The Alzheimer enigma
Alzheimer’s is a disease that is deeply linked to neurosciences. Unfortunately, research for a cure to Alzheimer’s has been repeatedly unsuccessful. Many companies, however, have learned from the past and have optimized their programs, focusing on the specific protein that seems to be the problem, beta-amyloid (according to the most accredited hypothesis, the disease is provoked by an accumulation of the beta-amyloid protein that forms plaques in the brain, impairing the normal function of synapses), and treating patients at earlier stages of the disease. Research on beta-amyloid was carried out on mice at the Cleveland Clinic in America. Researchers observed the disappearance of amyloid plaques in the brains of mice affected by the disease and improved cognitive functions, demonstrating how the effects of certain drugs that block the BACE1 enzyme could eventually prove effective in humans. The researchers created mice that progressively lost the enzyme and noticed they remained healthy. Successively, these mice were bred with other mice that developed Alzheimer’s 75 days after birth. Results showed that the specially-bred mice developed Alzheimer’s as they aged even though enzyme levels were reduced by half. Yet as the mice continued aging and enzyme production diminished, the plaques disappeared altogether. In other words, reducing BACE1 enzymatic activity promotes the disappearance of plaques.

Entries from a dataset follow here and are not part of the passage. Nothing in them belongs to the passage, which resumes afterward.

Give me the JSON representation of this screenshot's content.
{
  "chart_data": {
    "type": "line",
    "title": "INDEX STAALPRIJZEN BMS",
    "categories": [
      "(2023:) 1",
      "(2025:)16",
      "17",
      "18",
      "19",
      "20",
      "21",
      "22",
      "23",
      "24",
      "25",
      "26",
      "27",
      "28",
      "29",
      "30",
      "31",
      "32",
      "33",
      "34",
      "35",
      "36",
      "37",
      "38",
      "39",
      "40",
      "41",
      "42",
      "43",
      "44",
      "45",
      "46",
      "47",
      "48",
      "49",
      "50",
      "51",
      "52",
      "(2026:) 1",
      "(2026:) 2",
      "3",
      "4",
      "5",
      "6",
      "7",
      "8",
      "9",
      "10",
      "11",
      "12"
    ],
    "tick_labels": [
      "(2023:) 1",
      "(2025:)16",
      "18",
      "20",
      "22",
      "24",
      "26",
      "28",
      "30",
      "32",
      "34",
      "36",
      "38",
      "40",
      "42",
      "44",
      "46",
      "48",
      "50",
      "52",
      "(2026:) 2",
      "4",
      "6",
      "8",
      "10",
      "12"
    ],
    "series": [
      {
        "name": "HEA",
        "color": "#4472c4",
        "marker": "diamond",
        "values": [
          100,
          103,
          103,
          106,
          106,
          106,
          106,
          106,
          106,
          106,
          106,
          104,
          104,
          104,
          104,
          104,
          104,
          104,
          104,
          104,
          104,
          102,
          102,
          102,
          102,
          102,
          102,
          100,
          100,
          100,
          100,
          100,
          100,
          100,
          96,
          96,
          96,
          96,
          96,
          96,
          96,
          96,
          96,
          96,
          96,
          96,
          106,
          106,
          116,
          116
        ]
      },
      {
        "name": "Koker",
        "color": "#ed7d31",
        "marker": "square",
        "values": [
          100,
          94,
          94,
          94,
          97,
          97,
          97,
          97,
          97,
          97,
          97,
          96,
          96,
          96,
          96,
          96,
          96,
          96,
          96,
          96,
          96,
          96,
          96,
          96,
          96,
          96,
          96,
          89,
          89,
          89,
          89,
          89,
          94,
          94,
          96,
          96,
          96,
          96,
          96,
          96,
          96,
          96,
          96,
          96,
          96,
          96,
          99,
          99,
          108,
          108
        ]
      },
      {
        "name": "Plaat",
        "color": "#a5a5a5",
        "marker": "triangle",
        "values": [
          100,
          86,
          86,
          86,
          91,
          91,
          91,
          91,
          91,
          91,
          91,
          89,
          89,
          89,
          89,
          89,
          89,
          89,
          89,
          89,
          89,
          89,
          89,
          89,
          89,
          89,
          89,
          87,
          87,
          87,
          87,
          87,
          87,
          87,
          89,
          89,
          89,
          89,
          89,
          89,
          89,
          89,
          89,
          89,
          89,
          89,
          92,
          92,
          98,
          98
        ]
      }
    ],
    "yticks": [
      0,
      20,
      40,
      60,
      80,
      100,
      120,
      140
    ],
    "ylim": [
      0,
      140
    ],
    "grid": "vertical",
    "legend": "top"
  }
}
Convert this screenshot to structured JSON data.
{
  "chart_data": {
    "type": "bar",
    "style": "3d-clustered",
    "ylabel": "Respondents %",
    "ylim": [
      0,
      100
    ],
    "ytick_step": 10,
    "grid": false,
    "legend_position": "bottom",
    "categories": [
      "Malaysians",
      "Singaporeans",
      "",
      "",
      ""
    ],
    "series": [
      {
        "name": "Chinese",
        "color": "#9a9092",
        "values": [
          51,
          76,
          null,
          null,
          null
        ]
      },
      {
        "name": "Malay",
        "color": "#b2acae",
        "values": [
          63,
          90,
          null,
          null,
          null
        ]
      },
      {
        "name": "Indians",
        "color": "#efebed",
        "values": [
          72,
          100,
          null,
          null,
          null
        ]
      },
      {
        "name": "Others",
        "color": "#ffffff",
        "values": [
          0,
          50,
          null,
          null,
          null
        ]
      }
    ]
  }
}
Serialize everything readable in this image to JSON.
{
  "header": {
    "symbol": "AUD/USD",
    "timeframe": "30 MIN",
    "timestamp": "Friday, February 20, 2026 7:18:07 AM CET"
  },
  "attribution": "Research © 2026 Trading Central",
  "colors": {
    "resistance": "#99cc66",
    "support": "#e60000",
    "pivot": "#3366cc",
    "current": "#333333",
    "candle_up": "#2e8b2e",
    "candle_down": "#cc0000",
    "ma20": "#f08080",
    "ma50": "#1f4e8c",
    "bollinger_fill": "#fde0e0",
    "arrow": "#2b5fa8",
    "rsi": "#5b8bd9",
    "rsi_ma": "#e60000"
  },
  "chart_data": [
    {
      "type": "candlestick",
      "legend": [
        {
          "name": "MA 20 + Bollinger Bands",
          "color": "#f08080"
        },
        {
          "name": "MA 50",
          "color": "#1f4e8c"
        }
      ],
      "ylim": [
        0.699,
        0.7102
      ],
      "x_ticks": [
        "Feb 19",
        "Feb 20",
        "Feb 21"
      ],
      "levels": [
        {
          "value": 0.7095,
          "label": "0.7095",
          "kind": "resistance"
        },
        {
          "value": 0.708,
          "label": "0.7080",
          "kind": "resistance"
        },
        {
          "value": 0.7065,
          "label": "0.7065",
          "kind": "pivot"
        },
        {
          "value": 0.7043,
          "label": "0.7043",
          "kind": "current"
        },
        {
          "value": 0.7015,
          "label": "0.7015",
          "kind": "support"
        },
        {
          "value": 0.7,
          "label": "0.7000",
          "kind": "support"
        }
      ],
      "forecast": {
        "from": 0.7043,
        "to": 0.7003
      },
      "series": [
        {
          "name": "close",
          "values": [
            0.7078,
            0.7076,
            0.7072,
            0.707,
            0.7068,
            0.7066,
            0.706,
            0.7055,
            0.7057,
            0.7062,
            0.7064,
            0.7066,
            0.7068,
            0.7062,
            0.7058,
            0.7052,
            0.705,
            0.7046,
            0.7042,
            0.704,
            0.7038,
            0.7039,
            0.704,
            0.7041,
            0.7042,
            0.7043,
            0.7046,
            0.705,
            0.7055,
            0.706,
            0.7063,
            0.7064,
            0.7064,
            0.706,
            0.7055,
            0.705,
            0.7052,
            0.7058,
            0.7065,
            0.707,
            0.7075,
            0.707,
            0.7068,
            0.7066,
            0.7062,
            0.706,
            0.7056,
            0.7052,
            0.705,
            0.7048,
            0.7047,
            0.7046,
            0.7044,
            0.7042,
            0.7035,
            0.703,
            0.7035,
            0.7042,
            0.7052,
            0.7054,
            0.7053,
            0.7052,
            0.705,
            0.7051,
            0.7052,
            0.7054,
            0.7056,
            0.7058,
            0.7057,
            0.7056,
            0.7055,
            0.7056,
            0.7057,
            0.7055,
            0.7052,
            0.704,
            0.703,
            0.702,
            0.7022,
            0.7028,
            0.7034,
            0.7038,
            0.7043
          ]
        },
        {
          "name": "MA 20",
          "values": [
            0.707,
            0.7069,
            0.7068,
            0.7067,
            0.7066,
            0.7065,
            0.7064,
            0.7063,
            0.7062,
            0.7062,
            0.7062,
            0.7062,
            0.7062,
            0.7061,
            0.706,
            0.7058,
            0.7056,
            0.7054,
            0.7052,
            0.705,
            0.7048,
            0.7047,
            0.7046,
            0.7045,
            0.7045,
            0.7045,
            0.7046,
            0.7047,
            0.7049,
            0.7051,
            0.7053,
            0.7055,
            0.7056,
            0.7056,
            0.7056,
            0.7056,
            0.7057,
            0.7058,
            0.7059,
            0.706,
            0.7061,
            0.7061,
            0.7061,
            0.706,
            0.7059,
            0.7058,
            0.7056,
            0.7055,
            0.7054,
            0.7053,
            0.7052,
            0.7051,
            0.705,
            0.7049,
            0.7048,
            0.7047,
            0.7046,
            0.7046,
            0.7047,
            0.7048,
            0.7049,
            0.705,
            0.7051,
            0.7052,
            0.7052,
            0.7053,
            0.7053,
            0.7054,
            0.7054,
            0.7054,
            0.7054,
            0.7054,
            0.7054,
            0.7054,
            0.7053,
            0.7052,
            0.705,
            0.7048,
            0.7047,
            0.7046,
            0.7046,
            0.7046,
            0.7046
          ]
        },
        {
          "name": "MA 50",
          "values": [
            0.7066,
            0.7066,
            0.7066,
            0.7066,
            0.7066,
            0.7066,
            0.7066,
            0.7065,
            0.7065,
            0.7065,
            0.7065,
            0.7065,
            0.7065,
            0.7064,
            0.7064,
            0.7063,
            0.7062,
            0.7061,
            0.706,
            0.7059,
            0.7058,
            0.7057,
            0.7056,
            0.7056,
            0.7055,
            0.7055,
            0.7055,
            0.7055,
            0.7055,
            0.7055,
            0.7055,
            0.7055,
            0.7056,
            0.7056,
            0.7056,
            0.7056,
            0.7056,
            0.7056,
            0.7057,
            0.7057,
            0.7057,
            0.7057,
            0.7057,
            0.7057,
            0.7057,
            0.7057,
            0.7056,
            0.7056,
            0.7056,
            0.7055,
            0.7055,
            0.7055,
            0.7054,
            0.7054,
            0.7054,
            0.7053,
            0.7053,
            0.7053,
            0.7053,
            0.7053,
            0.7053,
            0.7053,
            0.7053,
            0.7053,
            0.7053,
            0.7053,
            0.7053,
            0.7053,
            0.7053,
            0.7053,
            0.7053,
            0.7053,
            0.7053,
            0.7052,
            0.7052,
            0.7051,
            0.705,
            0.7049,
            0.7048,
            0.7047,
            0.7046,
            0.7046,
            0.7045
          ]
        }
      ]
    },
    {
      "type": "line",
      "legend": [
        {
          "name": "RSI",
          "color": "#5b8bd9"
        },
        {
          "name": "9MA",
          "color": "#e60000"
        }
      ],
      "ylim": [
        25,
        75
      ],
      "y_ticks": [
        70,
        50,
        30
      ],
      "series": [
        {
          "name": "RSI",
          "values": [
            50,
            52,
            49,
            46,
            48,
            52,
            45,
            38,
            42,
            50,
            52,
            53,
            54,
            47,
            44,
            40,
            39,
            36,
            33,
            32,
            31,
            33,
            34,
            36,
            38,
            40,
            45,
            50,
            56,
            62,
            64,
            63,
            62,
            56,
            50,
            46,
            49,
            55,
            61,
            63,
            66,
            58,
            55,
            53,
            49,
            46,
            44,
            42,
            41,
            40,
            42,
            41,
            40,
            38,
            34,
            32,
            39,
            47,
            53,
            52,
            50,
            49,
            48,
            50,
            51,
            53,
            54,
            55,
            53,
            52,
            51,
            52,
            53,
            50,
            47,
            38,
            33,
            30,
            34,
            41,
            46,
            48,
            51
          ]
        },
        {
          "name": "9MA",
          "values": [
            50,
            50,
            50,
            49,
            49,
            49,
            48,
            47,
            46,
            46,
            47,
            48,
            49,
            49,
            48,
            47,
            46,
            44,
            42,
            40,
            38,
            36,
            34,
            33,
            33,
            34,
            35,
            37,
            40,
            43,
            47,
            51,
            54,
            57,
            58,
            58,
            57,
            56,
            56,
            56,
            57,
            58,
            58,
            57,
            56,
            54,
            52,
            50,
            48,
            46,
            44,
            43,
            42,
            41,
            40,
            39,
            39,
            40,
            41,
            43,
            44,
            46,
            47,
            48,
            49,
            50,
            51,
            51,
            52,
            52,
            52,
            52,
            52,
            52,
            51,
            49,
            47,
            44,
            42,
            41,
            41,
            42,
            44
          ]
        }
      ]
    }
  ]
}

In addition to these positive results regarding the beta-amyloid protein, other strategies are emerging, such as those that target the Tau protein or those to combat neuro-inflammation.
More bravery and basic research
Gianluigi Forloni, director of the Department of Neurosciences at the Mario Negri Institute of Pharmacological Research in Milan, explains why drug development for central nervous system disorders is so problematic. ”An inadequate selection of patients, the complexity of the disease, the absence of strong clinical indicators, the difficulty of creating experimental models, the delays in transferring results to the clinic… We need to be more daring”, Forloni concludes, “more original, and not tread down the same beaten path. Of course, it won’t be easy. It’s not easy to convince the pharmaceutical industry to invest in innovative approaches that create more risk. Yet I believe that today, especially in the field of neurosciences, we need to make an effort to be more creative and develop better models and different approaches”.
For Giovanni Biggio, instead, the key issue is basic research. “We need to keep investing in basic research. This is why projects like the Human Connectome Project (which aims at mapping the neural pathways of the brain) and the Human Brain Project (which aims atsimulating the functions of the human brain through a supercomputer) financed by the U.S. National Institutes of Health (NIH) are extremely important in their contribution to decoding the human brain and developing new and revolutionary products”.